With the turn of the new year, Jacques Puffeney, the patriarch of French Jura wine, will bring his 52-year career to a close.
“On Jan. 1, I will retire,” Puffeney, 69, said in his 17th-century cellars below his home in Montigny-les-Arsures. “I don’t have a child who wants to carry on. That’s how it is. C’est la vie.”
Puffeney, a staunch traditionalist who for many has been the white-bearded face of the Arbois appellation and Jura in general, told Wine Spectator that 2014 was his final vintage. He will continue to tend to vintages in barrel or bottle in his cellars—the last wines he’ll produce—while leasing most of his vineyards to the Burgundy producer Marquis d’Angerville for its Domaine de Pélican label.
“Jacques Puffeney is a grand vigneron,” lamented winemaker and neighbor Michel Gahier who had bid unsuccessfully to rent Puffeney’s vines. “We will lose an image of the Jura and a bit of terroir in this affair.”
The son of a vineyard worker, Puffeney and his father began working little more than an acre of vines in 1962; Puffeney started bottling wines in the 1964 vintage and soon won acclaim. Though Puffeney has never traveled overseas, in the past 20 years his wines developed a loyal American following, with demand outstripping supply of just over 800 cases annually in the U.S. (about 40 percent of his total production).
“My heart is broken,” said Neal Rosenthal, who imports Puffeney’s wines to the U.S. “He was one of the Jura’s best traditional producers. It’s sad to lose this great tradition and heritage.”
Puffeney, whose two daughters were never involved in the domaine and were not interested in taking over, said he would have preferred a solution that would have kept his 15-acre domaine intact, but no plan could meet both his own needs and comply with the restrictions of French law.
An immediate sale of everything would have come with a huge tax bill, and Puffeney insisted on keeping his stock of non-released vintages. French laws not only restrict how much vineyard land a retired winemaker can cultivate (less than 1 acre) and how much he can earn, but also restrict the sharing of winery space.
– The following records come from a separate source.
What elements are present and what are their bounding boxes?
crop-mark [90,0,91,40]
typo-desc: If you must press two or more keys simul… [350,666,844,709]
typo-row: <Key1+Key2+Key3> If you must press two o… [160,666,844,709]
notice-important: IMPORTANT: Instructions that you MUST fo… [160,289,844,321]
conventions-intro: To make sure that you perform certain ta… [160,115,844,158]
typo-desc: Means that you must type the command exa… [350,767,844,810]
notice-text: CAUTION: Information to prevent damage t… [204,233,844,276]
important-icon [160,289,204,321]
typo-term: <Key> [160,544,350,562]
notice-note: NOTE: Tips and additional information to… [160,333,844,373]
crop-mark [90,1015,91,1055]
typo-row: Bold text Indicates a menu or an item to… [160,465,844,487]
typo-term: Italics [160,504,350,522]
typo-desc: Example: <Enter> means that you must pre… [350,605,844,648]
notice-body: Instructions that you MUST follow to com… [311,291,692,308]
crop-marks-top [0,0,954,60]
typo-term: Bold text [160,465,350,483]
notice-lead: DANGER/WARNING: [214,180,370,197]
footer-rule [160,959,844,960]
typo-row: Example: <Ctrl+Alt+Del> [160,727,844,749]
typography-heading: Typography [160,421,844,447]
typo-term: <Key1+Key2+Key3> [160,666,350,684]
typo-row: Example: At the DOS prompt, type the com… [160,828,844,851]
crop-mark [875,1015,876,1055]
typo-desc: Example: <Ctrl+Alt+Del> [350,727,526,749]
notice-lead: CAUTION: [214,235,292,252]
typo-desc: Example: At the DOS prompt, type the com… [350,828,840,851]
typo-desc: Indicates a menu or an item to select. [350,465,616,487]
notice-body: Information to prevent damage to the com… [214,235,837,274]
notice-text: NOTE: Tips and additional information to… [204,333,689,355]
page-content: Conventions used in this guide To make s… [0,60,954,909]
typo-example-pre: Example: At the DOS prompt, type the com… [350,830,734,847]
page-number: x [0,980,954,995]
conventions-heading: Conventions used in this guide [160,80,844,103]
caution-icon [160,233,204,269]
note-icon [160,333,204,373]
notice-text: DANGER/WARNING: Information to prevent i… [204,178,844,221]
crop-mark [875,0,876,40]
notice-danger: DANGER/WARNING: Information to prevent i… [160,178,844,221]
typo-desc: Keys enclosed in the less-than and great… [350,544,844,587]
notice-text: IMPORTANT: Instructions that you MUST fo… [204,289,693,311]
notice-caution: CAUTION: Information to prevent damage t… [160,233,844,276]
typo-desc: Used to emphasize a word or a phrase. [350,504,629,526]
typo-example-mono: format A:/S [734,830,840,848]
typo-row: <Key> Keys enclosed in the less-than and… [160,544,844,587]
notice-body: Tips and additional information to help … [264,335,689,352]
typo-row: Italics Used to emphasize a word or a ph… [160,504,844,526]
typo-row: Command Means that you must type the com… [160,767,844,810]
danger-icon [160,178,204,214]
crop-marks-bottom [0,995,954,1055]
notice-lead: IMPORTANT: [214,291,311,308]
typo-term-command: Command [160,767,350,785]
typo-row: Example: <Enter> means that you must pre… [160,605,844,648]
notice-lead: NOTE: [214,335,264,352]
The only solution in the end was to lease the vineyards to a winemaker who already had its own brand and cellars.
About 11 acres of Puffeney's vineyards—a traditional Jura mix of white Savagnin and Chardonnay as well as red Trousseau, Poulsard and Pinot Noir—will be leased to the Burgundy producer Marquis d’Angerville, which has been expanding its small Jura holdings after having purchased Puffeney’s neighbor, Château de Chavanes in 2012.
Guillaume d’Angerville of Marquis d’Angerville said Puffeney’s retirement is “a big loss for the Jura.” But d’Angerville added, “It is quite something for us to have part of his legacy in the form of his vineyards.”
The lease brings d’Angerville/Pélican's Jura vineyards to about 35 acres used to make Burgundy-style wines. As yet, Domaine de Pélican does not make any traditional Jura oxidative whites for which Puffeney was best known—including the Jura’s Sherry-like Savagnin vin jaune (yellow wine) aged at least six years in barrels under flor, a layer of naturally forming oxidative yeast.
In addition to finishing the wines in his cellar, Puffeney will cultivate a tiny plot of vines for personal consumption and will consult with his nephew and winemaker Frédéric Puffeney, to whom he has given 2 acres of vines.